Understanding Warmup-Stable-Decay Learning Rates: A River Valley Loss Landscape Perspective

Training language models currently requires pre-determining a fixed compute budget because the typical cosine learning rate schedule depends on the total number of steps. In contrast, the Warmup-Stable-Decay (WSD) schedule uses a constant learning rate to produce a main branch of iterates that can in principle continue indefinitely without a pre-specified compute budget. Then, given any compute budget, one can branch out from the main branch at a proper time with a rapidly decaying learning rate to produce a strong model. Empirically, WSD generates a non-traditional loss curve: the loss remains elevated during the stable phase but sharply declines during the decay phase. Towards explaining this phenomenon, we conjecture that pretraining loss exhibits a river valley landscape, which resembles a deep valley with a river at its bottom. Under this assumption, we show that during the stable phase, the iterate undergoes large oscillations due to the high learning rate, yet it progresses swiftly along the river. During the decay phase, the rapidly dropping learning rate minimizes the iterate's oscillations, moving it closer to the river and revealing true optimization progress. Therefore, the sustained high learning rate phase and fast decaying phase are responsible for progress in the river and the mountain directions respectively, and are both critical. Our analysis predicts phenomenons consistent with empirical observations and shows that this landscape can emerge from pretraining on a simple bi-gram dataset. Inspired by the theory, we introduce WSD-S, a variant of WSD that reuses previous checkpoints' decay phases and keeps only one main branch, where we resume from a decayed checkpoint. WSD-S empirically outperforms WSD and Cyclic-Cosine in obtaining multiple language model checkpoints across various compute budgets in a single run for parameters scaling from 0.1B to 1.2B.

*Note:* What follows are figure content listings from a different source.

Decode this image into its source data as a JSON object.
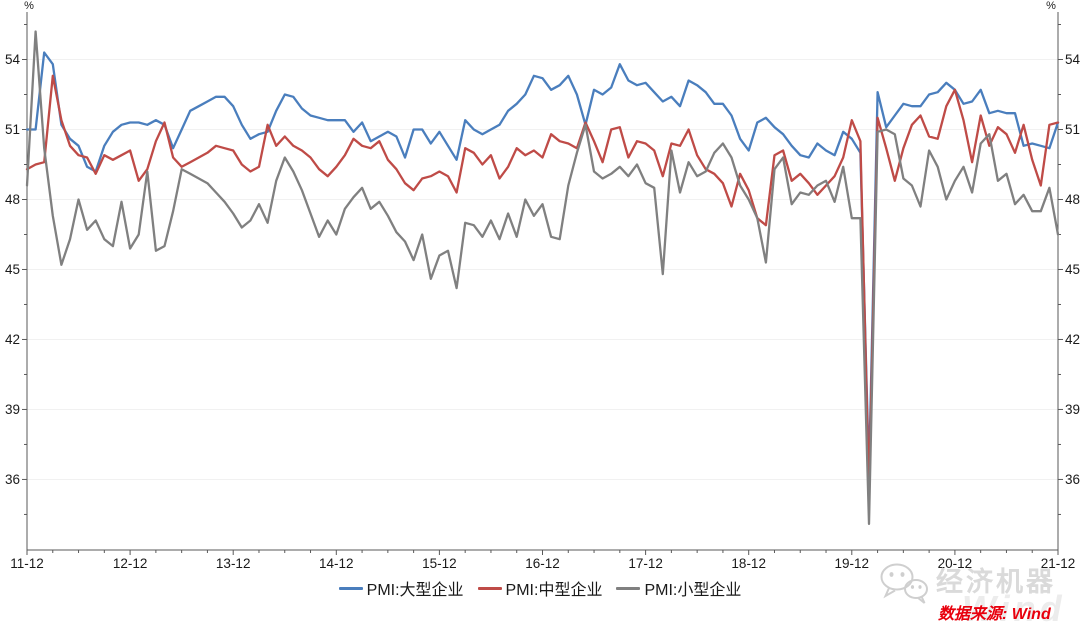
{
  "chart_data": {
    "type": "line",
    "title": "",
    "unit_label": "%",
    "x_tick_labels": [
      "11-12",
      "12-12",
      "13-12",
      "14-12",
      "15-12",
      "16-12",
      "17-12",
      "18-12",
      "19-12",
      "20-12",
      "21-12"
    ],
    "x_start": "2011-12",
    "x_end": "2021-12",
    "x_months": 121,
    "y_ticks": [
      36,
      39,
      42,
      45,
      48,
      51,
      54
    ],
    "ylim": [
      33.0,
      55.9
    ],
    "grid": "horizontal-faint",
    "legend_position": "bottom-center",
    "axis_color": "#595959",
    "grid_color": "#f1f1f1",
    "series": [
      {
        "name": "PMI:大型企业",
        "color": "#4a7ebd",
        "values": [
          51.0,
          51.0,
          54.3,
          53.8,
          51.2,
          50.6,
          50.3,
          49.4,
          49.2,
          50.3,
          50.9,
          51.2,
          51.3,
          51.3,
          51.2,
          51.4,
          51.2,
          50.2,
          51.0,
          51.8,
          52.0,
          52.2,
          52.4,
          52.4,
          52.0,
          51.2,
          50.6,
          50.8,
          50.9,
          51.8,
          52.5,
          52.4,
          51.9,
          51.6,
          51.5,
          51.4,
          51.4,
          51.4,
          50.9,
          51.3,
          50.5,
          50.7,
          50.9,
          50.7,
          49.8,
          51.0,
          51.0,
          50.4,
          50.9,
          50.3,
          49.7,
          51.4,
          51.0,
          50.8,
          51.0,
          51.2,
          51.8,
          52.1,
          52.5,
          53.3,
          53.2,
          52.7,
          52.9,
          53.3,
          52.5,
          51.2,
          52.7,
          52.5,
          52.8,
          53.8,
          53.1,
          52.9,
          53.0,
          52.6,
          52.2,
          52.4,
          52.0,
          53.1,
          52.9,
          52.6,
          52.1,
          52.1,
          51.6,
          50.6,
          50.1,
          51.3,
          51.5,
          51.1,
          50.8,
          50.3,
          49.9,
          49.8,
          50.4,
          50.1,
          49.9,
          50.9,
          50.6,
          50.0,
          36.3,
          52.6,
          51.1,
          51.6,
          52.1,
          52.0,
          52.0,
          52.5,
          52.6,
          53.0,
          52.7,
          52.1,
          52.2,
          52.7,
          51.7,
          51.8,
          51.7,
          51.7,
          50.3,
          50.4,
          50.3,
          50.2,
          51.3
        ]
      },
      {
        "name": "PMI:中型企业",
        "color": "#bf4b47",
        "values": [
          49.3,
          49.5,
          49.6,
          53.3,
          51.4,
          50.3,
          49.9,
          49.8,
          49.1,
          49.9,
          49.7,
          49.9,
          50.1,
          48.8,
          49.3,
          50.5,
          51.3,
          49.8,
          49.4,
          49.6,
          49.8,
          50.0,
          50.3,
          50.2,
          50.1,
          49.5,
          49.2,
          49.4,
          51.2,
          50.3,
          50.7,
          50.3,
          50.1,
          49.8,
          49.3,
          49.0,
          49.4,
          49.9,
          50.6,
          50.3,
          50.2,
          50.5,
          49.7,
          49.3,
          48.7,
          48.4,
          48.9,
          49.0,
          49.2,
          49.0,
          48.3,
          50.2,
          50.0,
          49.5,
          49.9,
          48.9,
          49.4,
          50.2,
          49.9,
          50.1,
          49.8,
          50.8,
          50.5,
          50.4,
          50.2,
          51.3,
          50.5,
          49.6,
          51.0,
          51.1,
          49.8,
          50.5,
          50.4,
          50.1,
          49.0,
          50.4,
          50.3,
          51.0,
          49.9,
          49.3,
          49.1,
          48.7,
          47.7,
          49.1,
          48.4,
          47.2,
          46.9,
          49.9,
          50.1,
          48.8,
          49.1,
          48.7,
          48.2,
          48.6,
          49.0,
          49.8,
          51.4,
          50.5,
          35.5,
          51.5,
          50.2,
          48.8,
          50.2,
          51.2,
          51.6,
          50.7,
          50.6,
          52.0,
          52.7,
          51.4,
          49.6,
          51.6,
          50.3,
          51.1,
          50.8,
          50.0,
          51.2,
          49.7,
          48.6,
          51.2,
          51.3
        ]
      },
      {
        "name": "PMI:小型企业",
        "color": "#808080",
        "values": [
          48.6,
          55.2,
          50.2,
          47.3,
          45.2,
          46.3,
          48.0,
          46.7,
          47.1,
          46.3,
          46.0,
          47.9,
          45.9,
          46.5,
          49.2,
          45.8,
          46.0,
          47.5,
          49.3,
          49.1,
          48.9,
          48.7,
          48.3,
          47.9,
          47.4,
          46.8,
          47.1,
          47.8,
          47.0,
          48.8,
          49.8,
          49.2,
          48.4,
          47.4,
          46.4,
          47.1,
          46.5,
          47.6,
          48.1,
          48.5,
          47.6,
          47.9,
          47.3,
          46.6,
          46.2,
          45.4,
          46.5,
          44.6,
          45.6,
          45.8,
          44.2,
          47.0,
          46.9,
          46.4,
          47.1,
          46.3,
          47.4,
          46.4,
          48.0,
          47.3,
          47.8,
          46.4,
          46.3,
          48.6,
          50.0,
          51.2,
          49.2,
          48.9,
          49.1,
          49.4,
          49.0,
          49.5,
          48.7,
          48.5,
          44.8,
          50.1,
          48.3,
          49.6,
          49.0,
          49.2,
          50.0,
          50.4,
          49.8,
          48.6,
          48.0,
          47.2,
          45.3,
          49.3,
          49.8,
          47.8,
          48.3,
          48.2,
          48.6,
          48.8,
          47.9,
          49.4,
          47.2,
          47.2,
          34.1,
          50.9,
          51.0,
          50.8,
          48.9,
          48.6,
          47.7,
          50.1,
          49.4,
          48.0,
          48.8,
          49.4,
          48.3,
          50.4,
          50.8,
          48.8,
          49.1,
          47.8,
          48.2,
          47.5,
          47.5,
          48.5,
          46.5
        ]
      }
    ]
  },
  "footer": {
    "source_label": "数据来源: Wind",
    "watermark_text": "经济机器",
    "watermark_ghost": "Wind"
  }
}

翻译：当前训练语言模型需要预先确定固定的计算预算，因为典型的余弦学习率调度依赖于总步数。相比之下，Warmup-Stable-Decay（WSD）调度采用恒定学习率生成一条原则上可无限延续的主迭代分支，无需预先指定计算预算。随后，在给定任意计算预算时，可以从主分支在适当时机分支出一个快速衰减学习率的子分支，从而生成性能优异的模型。实证研究表明，WSD会产生非传统的损失曲线：损失值在稳定阶段保持高位，而在衰减阶段急剧下降。为解释这一现象，我们提出预训练损失呈现河流山谷景观的猜想，该景观类似于底部有河流的深邃山谷。在此假设下，我们证明在稳定阶段，由于高学习率的作用，迭代点会产生大幅振荡，但同时会沿河流方向快速推进。在衰减阶段，急剧下降的学习率能最小化迭代点的振荡，使其更接近河流，从而展现真实的优化进展。因此，持续高学习率阶段与快速衰减阶段分别负责河流方向与山谷方向的进展，两者均至关重要。我们的分析预测了与实证观察一致的现象，并证明该景观可通过简单的双词元数据集预训练形成。受理论启发，我们提出WSD-S——WSD的变体方法，该方法复用历史检查点的衰减阶段，仅保留单一主分支，并从已衰减的检查点恢复训练。实证结果表明，在单次训练运行中获取参数规模从0.1B到1.2B的多语言模型检查点时，WSD-S在跨不同计算预算的场景下均优于WSD和Cyclic-Cosine方法。